On y abordera notamment les atouts et contraintes du travail plurisectoriel qui constitue un défi d’autant plus difficile à relever que l’on se rapproche du niveau global du dispositif. Bien que complexe, ce travail est précieux car il est source d’une diversification des regards sur les conditions internes et externes de la promotion du bien-être pour les enfants et les jeunes, mais aussi pour leurs éducateurs et enseignants. C’est pour ouvrir cette perspective que nous avons proposé aux services d’accompagnement de partager avec les lecteurs d’Éducation Santé un morceau de leur expérience de collaboration avec les écoles participantes. Quatre services issus d’autres secteurs que la Santé et l’Enseignement ont répondu à cet appel et ont accepté de braquer le projecteur sur une des facettes qui les a particulièrement interpellés dans l’accompagnement des Cellules bien-être. Nous les en remercions.

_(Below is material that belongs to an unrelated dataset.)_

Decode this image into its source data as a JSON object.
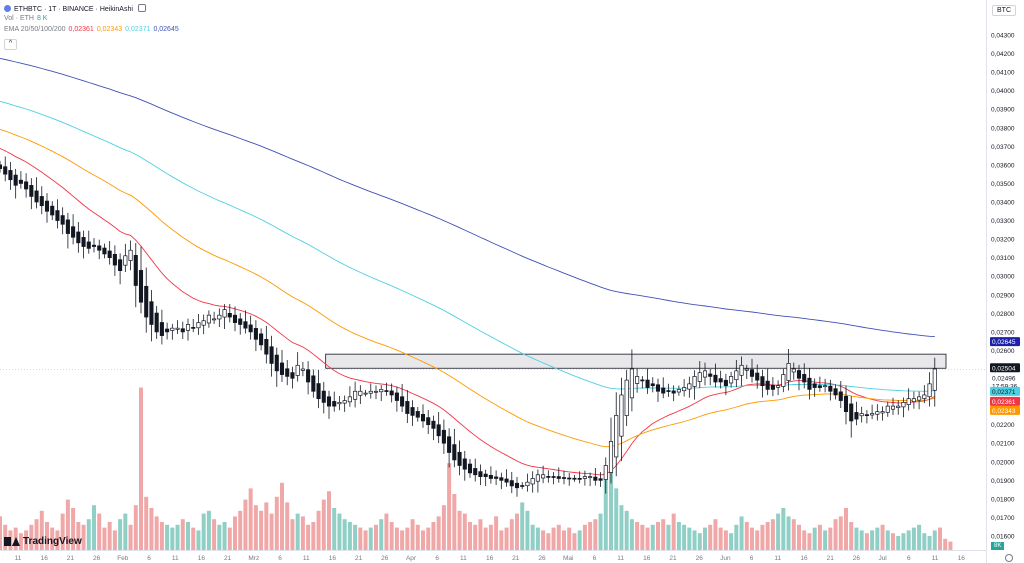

Contact: Isabelle Polain, chargée de mission ‘Cellule bien-être’, DGEO, rue Adolphe Lavallée 1, 1080 Bruxelles. Courriel: isabelle.polain@cfwb.be.

(1) Disponible à l’adresse suivante ( http://www.enseignement.be/index.php?page=26753&navi;=3375 ). On y trouve aussi la liste des établissements participants, la composition du comité opérationnel et de l’assemblée stratégique, et enfin des récits de leur expérience par les Cellules bien-être .
(2) Si l’intersectorialité est le but à atteindre, supposant des objectifs communs, des cadres de référence co-construits, très souvent les réalisations en sont encore aux prémices, cherchant comment mieux comprendre et faire coexister les cadres de référence des uns et des autres et s’enrichir réciproquement. Nous utiliserons donc aussi, dans ce texte, le terme ‘pluri-sectoriel’.